From 97be689a1001254070ca27624e6bd80067d3f2c1 Mon Sep 17 00:00:00 2001
From: Vishal Chourasia <vishalc@linux.vnet.ibm.com>
Date: Tue, 8 Nov 2022 14:21:15 +0530
Subject: [PATCH] sched: Disable sched domain debugfs creation on ppc64 unless
sched_verbose is specified
References: bnc#1205653
Patch-mainline: Never, upstream requires a kernfs conversion
PPC64 booting with many CPUs may take an excessive amount of time due to
the time needed to create debugfs files. A similar problem occurs when
hot-plugging many CPUs or disabling SMT. Upstream suggest that debugfs
be moved to kernfs for speed and less memory usage but that will take
too long in the context of a bug. Temporarily disable the export of sched
domain information by default on ppc64 unless sched_verbose is specified
on the kernel command line.
Signed-off-by: Mel Gorman <mgorman@suse.de>
---
Documentation/admin-guide/kernel-parameters.txt | 4 ++++
kernel/sched/debug.c | 13 ++++++++++---
kernel/sched/sched.h | 1 +
kernel/sched/topology.c | 5 ++++-
4 files changed, 19 insertions(+), 4 deletions(-)
diff --git a/Documentation/admin-guide/kernel-parameters.txt b/Documentation/admin-guide/kernel-parameters.txt
index 0878c7dcdbf2..af1aa534cd19 100644
--- a/Documentation/admin-guide/kernel-parameters.txt
+++ b/Documentation/admin-guide/kernel-parameters.txt
@@ -5038,6 +5038,10 @@
sched_verbose [KNL] Enables verbose scheduler debug messages.
+ On ppc64, the domains debugfs files are not created by
+ default due to bnc#1205653. sched_verbose also creates
+ the debugfs files.
+
schedstats= [KNL,X86] Enable or disable scheduled statistics.
Allowed values are enable and disable. This feature
incurs a small amount of overhead in the scheduler
diff --git a/kernel/sched/debug.c b/kernel/sched/debug.c
index 4f7b94c114b8..c3b8f8f6dd9d 100644
--- a/kernel/sched/debug.c
+++ b/kernel/sched/debug.c
@@ -280,6 +280,11 @@ static const struct file_operations sched_dynamic_fops = {
#endif /* CONFIG_PREEMPT_DYNAMIC */
__read_mostly bool sched_debug_verbose;
+#ifdef CONFIG_PPC64
+__read_mostly bool sched_domain_expose_debugfs;
+#else
+__read_mostly bool sched_domain_expose_debugfs = true;
+#endif
static const struct seq_operations sched_debug_sops;
@@ -322,9 +327,11 @@ static __init int sched_init_debug(void)

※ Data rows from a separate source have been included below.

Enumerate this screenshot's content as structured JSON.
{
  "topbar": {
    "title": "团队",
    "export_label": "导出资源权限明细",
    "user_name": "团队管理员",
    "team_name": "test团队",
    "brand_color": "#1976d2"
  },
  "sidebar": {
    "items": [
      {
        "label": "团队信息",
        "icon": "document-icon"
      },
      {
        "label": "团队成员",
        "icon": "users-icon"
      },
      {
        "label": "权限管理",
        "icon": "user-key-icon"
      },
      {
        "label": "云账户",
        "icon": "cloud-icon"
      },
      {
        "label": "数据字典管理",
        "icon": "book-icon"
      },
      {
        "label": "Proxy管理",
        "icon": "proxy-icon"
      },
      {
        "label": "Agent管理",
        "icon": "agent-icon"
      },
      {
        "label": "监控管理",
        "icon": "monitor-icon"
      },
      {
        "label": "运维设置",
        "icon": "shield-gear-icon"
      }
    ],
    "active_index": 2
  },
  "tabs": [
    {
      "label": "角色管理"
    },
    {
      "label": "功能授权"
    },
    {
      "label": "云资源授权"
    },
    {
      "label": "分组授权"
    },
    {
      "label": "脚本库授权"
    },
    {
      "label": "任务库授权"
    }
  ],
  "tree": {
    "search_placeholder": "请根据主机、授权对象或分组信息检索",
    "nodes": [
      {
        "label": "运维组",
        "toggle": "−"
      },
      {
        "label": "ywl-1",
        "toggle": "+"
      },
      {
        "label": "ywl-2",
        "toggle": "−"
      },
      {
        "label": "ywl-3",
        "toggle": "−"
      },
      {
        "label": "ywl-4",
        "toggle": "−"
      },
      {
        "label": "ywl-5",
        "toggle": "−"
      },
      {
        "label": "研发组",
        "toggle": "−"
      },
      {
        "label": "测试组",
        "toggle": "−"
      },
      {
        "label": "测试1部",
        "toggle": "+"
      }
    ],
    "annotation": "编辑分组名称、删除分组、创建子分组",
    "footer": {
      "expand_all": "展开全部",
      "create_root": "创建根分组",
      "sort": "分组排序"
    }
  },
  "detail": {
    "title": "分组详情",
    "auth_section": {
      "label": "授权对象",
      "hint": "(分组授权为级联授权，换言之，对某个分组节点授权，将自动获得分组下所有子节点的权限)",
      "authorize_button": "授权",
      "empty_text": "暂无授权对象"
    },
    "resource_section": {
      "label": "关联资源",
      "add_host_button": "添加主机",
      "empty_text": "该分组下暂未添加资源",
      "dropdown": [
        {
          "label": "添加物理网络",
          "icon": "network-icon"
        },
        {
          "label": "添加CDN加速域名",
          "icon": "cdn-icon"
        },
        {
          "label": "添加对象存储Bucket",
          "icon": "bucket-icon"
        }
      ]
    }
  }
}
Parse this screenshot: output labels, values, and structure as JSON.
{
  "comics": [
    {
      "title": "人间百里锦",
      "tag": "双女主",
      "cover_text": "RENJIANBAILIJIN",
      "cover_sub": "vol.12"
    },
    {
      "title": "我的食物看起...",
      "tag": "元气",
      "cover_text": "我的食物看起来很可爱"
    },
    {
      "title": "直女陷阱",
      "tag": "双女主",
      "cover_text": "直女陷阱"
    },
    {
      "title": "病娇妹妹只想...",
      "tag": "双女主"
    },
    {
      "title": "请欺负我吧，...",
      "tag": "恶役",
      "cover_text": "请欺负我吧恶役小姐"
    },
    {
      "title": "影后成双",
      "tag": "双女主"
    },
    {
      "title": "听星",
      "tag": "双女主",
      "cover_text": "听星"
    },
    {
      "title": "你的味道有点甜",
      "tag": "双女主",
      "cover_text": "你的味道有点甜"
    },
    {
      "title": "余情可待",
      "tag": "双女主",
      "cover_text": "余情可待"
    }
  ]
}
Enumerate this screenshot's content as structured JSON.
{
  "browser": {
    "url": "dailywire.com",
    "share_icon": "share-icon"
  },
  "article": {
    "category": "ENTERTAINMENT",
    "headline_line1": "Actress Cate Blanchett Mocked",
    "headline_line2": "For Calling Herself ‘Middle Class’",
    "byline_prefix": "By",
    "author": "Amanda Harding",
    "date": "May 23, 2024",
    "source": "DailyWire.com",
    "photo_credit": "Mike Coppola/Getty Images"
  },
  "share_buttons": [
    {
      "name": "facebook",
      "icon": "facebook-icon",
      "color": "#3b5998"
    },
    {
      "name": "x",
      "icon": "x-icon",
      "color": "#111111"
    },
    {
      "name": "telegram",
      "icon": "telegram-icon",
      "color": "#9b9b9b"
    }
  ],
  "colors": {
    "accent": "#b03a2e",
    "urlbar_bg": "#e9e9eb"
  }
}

debugfs_create_u32("migration_cost_ns", 0644, debugfs_sched, &sysctl_sched_migration_cost);
debugfs_create_u32("nr_migrate", 0644, debugfs_sched, &sysctl_sched_nr_migrate);
- mutex_lock(&sched_domains_mutex);
- update_sched_domain_debugfs();
- mutex_unlock(&sched_domains_mutex);
+ if (sched_domain_expose_debugfs) {
+ mutex_lock(&sched_domains_mutex);
+ update_sched_domain_debugfs();
+ mutex_unlock(&sched_domains_mutex);
+ }
#endif
#ifdef CONFIG_NUMA_BALANCING
diff --git a/kernel/sched/sched.h b/kernel/sched/sched.h
index 3e5ab6e09140..421e7c13b7f5 100644
--- a/kernel/sched/sched.h
+++ b/kernel/sched/sched.h
@@ -2688,6 +2688,7 @@ extern struct sched_entity *__pick_last_entity(struct cfs_rq *cfs_rq);
#ifdef CONFIG_SCHED_DEBUG
extern bool sched_debug_verbose;
+extern bool sched_domain_expose_debugfs;
extern void print_cfs_stats(struct seq_file *m, int cpu);
extern void print_rt_stats(struct seq_file *m, int cpu);
diff --git a/kernel/sched/topology.c b/kernel/sched/topology.c
index a05968bfd536..b72e7825f454 100644
--- a/kernel/sched/topology.c
+++ b/kernel/sched/topology.c
@@ -15,6 +15,7 @@ static cpumask_var_t sched_domains_tmpmask2;
static int __init sched_debug_setup(char *str)
{
sched_debug_verbose = true;
+ sched_domain_expose_debugfs = true;
return 0;
}
@@ -153,6 +154,7 @@ static void sched_domain_debug(struct sched_domain *sd, int cpu)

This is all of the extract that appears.